# Very Tame Pigeon Help



## Elwoods Girl (Nov 1, 2012)

I am looking for advice ... Myself and my husband saved a baby wood pigeon which had fallen out of its nest (35 feet up in a neighbours tree) ... There were two which had fallen .. one had been killed by a cat and this one was covered in blood and its beak was split in two.

After cleaning it up regularly and syringe feeding it for a week or so "Puds" pulled though and we were chuffed. We have now had him for three weeks and he has nearly all of his adult feathers and getting some nice colour on him...he is now on dry seed which he gobbles down nicely ... HOWEVER ... he only seems to eat when I am with him.

He has taken to me as his Mum and everytime he see's me or hears my voice he starts squeaking and flpping his wings wanting me to feed him and stroke him. As I no longer syringe feed him he has seed all day available which I know he can eat (as he got older and his beak changed shape and got hard the split has healed itself.) but as I say he only seems to eat when I am with him and then he gobbles it down (the food that has been there all day) like he is starving ??

Any ideas what I can do ??

I assume I wont be able to let him go back to the wild now as at present everytime I walk in the aviary he flys straight to my shoulder ??


----------



## John_D (Jan 24, 2002)

Hi

At 3 weeks or so, he is still just a baby really, and would still be under the watchful eye of his parents, even though he has learned about pecking for food. At present, you are his parent. May take a little time yet, of leaving him to eat by himself for gradually longer periods and monitoring the state of the seed pot. Keep check on his poops, which for a pigeon eating well, and without known problems, would be dark, rounded and with a little cap of white. Could also monitor his weight for gain or balance at roughly same time each day or two.
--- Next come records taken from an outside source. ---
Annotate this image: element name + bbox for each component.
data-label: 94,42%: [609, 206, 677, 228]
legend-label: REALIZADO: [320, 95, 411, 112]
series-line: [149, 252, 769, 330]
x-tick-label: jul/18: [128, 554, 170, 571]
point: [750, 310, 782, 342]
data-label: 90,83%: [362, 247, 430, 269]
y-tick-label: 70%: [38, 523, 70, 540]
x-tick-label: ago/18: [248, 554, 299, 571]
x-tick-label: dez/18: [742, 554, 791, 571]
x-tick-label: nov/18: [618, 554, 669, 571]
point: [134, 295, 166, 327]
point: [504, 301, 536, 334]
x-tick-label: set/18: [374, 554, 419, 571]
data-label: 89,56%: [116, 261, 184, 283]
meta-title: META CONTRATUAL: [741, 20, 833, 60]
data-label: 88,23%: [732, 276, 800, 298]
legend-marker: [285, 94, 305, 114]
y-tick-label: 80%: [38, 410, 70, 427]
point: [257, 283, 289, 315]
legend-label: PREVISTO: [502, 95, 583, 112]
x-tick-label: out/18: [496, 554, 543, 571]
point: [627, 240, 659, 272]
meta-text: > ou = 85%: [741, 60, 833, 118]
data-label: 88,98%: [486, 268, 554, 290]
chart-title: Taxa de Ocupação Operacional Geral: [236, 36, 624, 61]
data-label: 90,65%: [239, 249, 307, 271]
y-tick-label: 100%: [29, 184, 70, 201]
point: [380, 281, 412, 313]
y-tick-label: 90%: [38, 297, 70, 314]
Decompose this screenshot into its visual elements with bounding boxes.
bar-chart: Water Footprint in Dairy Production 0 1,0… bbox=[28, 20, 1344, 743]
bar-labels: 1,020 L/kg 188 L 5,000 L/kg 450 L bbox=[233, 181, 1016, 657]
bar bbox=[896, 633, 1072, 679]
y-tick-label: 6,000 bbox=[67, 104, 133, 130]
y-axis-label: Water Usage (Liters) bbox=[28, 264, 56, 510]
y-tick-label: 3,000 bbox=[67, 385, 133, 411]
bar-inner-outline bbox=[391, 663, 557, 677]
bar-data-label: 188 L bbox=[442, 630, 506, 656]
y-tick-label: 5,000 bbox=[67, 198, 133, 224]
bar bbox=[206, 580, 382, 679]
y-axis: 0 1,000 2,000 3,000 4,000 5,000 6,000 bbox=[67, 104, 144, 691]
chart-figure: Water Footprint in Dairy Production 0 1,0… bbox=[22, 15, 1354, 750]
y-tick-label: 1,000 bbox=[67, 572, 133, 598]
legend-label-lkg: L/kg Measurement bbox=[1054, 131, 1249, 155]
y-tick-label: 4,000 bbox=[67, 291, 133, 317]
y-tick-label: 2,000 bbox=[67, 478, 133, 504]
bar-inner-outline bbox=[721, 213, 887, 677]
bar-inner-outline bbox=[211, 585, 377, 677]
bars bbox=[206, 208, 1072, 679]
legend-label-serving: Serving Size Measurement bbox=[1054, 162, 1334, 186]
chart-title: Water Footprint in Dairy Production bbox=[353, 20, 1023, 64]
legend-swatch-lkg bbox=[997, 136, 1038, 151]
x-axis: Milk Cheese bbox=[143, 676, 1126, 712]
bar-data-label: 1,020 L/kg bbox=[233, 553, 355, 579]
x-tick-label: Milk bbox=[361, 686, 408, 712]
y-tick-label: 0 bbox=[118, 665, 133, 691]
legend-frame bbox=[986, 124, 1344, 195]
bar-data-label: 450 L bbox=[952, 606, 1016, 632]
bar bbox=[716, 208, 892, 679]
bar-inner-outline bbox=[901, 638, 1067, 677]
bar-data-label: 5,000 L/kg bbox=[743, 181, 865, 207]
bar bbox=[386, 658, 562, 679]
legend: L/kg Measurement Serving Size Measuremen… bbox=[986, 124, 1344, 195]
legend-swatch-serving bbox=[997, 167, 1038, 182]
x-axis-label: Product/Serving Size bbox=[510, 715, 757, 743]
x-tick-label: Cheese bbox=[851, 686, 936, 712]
He may be releasable but, I would suggest, it should be with other young woodies such as a caring rescue centre would do. Whether that's possible depends where you are located.

Going to move this to the wood pigeon etc. section, where hopefully more UK members may pick it up.


----------



## Elwoods Girl (Nov 1, 2012)

Thanks so much for the advice.... His poops are exactly as you said so I assume all is fine and he is just being a baby !


----------